‘No surprise to advertisers investing in Meta’: Adland reacts to Meta’s predicted overtake of Google in digital ad revenue
Meta is forecasted to overtake Google in digital ad revenue this year, PMW asks the industry to reflect on what this means for the future.

Emarketer’s forecast for ad spending has predicted that Meta will overtake Google in digital ad revenue this year both in the US and worldwide for the first time ever.
Google is projected to reach $239.54bn by the end of 2026 while Meta is on track to generate $243.46bn.
Meta is also predicted to surpass Google in terms of share, taking 26.8% of worldwide adspend compared to Google’s 26.4%, making Meta the top digital advertising engine beyond just dollars.
Marketers have been weighing up what this says about the current state of the industry and weigh in on both companies' approach to their respective digital advertising.
‘Meta is increasingly where demand begins’
Max von Weber, Founder and CEO at Adnomaly: “For years, Google dominated intent while Meta captured attention. Now, attention is beginning to shape intent. Social feeds and short-form video are influencing what people want before they search, turning passive scrolling into active discovery and purchase.”
“In that shift, paid search is starting to lose its grip on the centre of the funnel. Meta, meanwhile, is increasingly where demand begins, not just where it’s captured, and budgets are moving accordingly.”
‘Meta is hitting the sweet spot’
Tom Mullany, Director of Strategy at Incubeta: “Both Meta and Google are key to an effective digital strategy (and still growing strongly) but from our perspective Meta is certainly making it easy for businesses to invest.”
“Leveraging AI optimisations, improved formats, and dynamic creative, ‘the algorithm’ seems to have unlocked impressive performance gains. It works in econometrics and we're even seeing returns via third-party attribution.”
“In a broader context, clients are waking up to their historic over-investment in ‘last-click’.”

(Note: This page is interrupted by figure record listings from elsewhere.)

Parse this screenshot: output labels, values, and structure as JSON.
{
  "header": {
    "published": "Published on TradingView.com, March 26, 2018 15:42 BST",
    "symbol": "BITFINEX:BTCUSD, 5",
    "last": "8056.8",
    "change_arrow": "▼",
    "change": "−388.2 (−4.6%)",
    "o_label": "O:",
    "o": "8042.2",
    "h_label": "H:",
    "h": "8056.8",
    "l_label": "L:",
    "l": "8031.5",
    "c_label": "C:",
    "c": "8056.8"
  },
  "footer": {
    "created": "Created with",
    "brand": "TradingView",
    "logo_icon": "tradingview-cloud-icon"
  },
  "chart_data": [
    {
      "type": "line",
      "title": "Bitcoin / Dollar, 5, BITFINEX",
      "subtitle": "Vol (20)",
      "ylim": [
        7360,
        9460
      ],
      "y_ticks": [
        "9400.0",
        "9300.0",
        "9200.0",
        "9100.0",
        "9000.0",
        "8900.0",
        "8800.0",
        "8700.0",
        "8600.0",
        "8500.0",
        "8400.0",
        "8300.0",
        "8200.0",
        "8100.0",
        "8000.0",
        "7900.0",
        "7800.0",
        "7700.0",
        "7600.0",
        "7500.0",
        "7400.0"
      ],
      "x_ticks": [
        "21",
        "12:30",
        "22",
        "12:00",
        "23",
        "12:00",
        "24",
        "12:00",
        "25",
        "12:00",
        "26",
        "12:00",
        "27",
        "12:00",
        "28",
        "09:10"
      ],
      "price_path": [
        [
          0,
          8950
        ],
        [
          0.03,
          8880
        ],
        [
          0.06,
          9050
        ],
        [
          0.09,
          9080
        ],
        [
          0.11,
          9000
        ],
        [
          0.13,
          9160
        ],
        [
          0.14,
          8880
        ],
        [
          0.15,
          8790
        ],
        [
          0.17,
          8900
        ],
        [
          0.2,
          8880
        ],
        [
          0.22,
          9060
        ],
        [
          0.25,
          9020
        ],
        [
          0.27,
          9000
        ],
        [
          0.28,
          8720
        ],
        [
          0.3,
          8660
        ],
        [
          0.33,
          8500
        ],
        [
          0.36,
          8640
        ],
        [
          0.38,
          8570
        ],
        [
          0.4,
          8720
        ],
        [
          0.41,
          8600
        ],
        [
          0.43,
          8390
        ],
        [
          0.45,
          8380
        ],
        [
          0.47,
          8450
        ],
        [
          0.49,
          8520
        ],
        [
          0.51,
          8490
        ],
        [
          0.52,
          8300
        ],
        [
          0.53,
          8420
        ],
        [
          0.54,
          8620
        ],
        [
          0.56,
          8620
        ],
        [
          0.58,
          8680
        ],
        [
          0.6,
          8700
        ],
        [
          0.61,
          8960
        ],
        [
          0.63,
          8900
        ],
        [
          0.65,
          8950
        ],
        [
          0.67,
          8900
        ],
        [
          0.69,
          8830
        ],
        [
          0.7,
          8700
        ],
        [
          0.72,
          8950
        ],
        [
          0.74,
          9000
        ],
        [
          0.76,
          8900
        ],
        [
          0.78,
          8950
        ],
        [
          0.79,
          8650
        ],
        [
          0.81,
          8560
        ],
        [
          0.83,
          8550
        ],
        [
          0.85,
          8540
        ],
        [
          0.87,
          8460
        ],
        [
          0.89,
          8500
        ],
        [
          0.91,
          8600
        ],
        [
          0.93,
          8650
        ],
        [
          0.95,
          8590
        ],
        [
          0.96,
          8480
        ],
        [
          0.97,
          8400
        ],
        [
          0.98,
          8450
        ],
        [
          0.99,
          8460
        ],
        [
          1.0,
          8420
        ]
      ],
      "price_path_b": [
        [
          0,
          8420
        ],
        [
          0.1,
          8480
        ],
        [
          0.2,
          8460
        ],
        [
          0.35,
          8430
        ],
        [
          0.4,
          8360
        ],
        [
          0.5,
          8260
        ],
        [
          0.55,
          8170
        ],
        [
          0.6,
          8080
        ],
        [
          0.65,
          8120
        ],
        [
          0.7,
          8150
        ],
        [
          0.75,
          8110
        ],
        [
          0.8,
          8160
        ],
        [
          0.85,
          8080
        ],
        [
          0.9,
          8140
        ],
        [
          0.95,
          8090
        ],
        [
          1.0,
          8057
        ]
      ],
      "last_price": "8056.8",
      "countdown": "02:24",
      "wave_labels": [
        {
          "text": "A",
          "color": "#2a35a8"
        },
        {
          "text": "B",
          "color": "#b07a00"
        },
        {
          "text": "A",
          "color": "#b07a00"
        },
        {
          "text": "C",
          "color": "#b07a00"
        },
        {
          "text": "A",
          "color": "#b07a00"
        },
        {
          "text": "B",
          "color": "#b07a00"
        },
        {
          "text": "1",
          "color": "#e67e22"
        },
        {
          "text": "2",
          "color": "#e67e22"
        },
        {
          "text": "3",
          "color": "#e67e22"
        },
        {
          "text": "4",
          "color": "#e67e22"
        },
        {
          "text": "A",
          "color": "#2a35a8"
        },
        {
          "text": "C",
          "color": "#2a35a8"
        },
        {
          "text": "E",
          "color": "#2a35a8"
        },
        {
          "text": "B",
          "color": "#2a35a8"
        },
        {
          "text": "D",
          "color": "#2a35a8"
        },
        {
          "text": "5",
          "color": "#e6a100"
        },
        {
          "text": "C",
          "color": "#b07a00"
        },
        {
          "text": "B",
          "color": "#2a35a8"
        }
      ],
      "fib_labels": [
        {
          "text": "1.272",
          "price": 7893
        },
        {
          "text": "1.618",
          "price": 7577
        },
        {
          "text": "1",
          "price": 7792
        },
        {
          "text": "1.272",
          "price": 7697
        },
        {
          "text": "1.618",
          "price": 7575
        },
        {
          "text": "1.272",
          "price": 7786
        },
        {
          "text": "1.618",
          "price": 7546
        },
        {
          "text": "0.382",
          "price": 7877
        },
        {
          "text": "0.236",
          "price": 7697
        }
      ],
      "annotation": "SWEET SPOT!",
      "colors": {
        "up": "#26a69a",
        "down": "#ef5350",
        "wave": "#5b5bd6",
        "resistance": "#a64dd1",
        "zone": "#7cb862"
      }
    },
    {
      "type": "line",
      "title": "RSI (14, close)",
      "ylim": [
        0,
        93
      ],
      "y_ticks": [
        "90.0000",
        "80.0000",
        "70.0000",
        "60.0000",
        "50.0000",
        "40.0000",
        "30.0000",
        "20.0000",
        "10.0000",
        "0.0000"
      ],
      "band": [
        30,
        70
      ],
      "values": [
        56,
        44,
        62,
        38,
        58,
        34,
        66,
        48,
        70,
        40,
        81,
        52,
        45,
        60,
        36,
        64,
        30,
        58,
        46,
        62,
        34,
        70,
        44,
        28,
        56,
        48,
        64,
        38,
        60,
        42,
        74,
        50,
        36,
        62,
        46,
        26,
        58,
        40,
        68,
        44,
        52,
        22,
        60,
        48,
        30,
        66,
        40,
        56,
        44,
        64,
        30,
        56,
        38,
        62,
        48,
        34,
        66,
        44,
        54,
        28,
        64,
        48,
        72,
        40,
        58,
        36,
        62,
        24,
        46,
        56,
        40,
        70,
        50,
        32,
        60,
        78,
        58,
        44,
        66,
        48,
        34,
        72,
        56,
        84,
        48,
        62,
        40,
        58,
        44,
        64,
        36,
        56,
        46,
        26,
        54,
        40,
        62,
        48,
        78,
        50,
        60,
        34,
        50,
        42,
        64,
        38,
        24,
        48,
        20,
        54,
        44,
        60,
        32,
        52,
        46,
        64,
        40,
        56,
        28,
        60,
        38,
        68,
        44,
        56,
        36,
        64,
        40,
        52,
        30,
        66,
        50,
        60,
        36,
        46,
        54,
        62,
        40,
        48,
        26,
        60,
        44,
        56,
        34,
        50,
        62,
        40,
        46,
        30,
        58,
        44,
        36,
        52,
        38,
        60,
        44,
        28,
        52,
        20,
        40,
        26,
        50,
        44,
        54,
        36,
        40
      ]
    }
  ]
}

“Performance matters, but incrementality is driven by audience penetration and effective creative messaging. Meta hits the sweet spot of doing both pretty well, driving growth while making it easy for Finance teams to approve budgets next to a tasty ROAS.”
‘Reflective of an AI-driven retail media ecosystem’
James Taylor, Founder and CEO at Particular Audience: “On one hand, Meta overtaking Google in ad spend indicates that predictive intelligence built on implicit signals is overriding explicit search. On the other hand, it could be symptomatic of search intent spreading across non-Google AI platforms.”
“If we follow the first idea, the learning for Retail Media Networks (RMNs) is that they have a parallel, and arguably more potent, network effect rooted entirely in commercial intent rather than social engagement. Within an AI-driven retail media ecosystem, the platform fundamentally gets better for every user, with every user. Every click, browse path, and basket addition acts as a training weight for the algorithmic models.”
“As shopper volume scales, the collaborative filtering, transformer models, and prediction science become exponentially more accurate. The next shopper receives a hyper-personalised discovery experience precisely because the AI has learned from the collective intent graph of everyone before them. This creates a compounding flywheel: better density of shopper signals drives higher AI accuracy, which delivers unprecedented ROAS for advertisers, which in turn funds a more relevant, subsidised experience for the consumer. That is the true network effect of retail media.”
“If we take the second idea that discovery is fragmenting, then building MCP (Model Context Protocol) infrastructure for AI interoperability is increasingly urgent. I think both ideas have merit and both should shape RMN technology plans this year.”
‘This is no surprise to advertisers investing in Meta’
James Monaghan, Client Services Director at Kinase, said: “The fact that Meta's ad revenue is growing twice as fast as Google's – and may overtake Google this year, certainly resets old ideas of how channels split out, but is no surprise to advertisers who have been investing a lot more in Meta as the results have sharply improved post-Andromeda update.”
“Google still has time to increase growth and ad revenue this year though – and their announcement this week that old campaign types like Dynamic Search Ads will update to AI Max in September shows how they plan their own AI-supercharging of Google Ads this year.”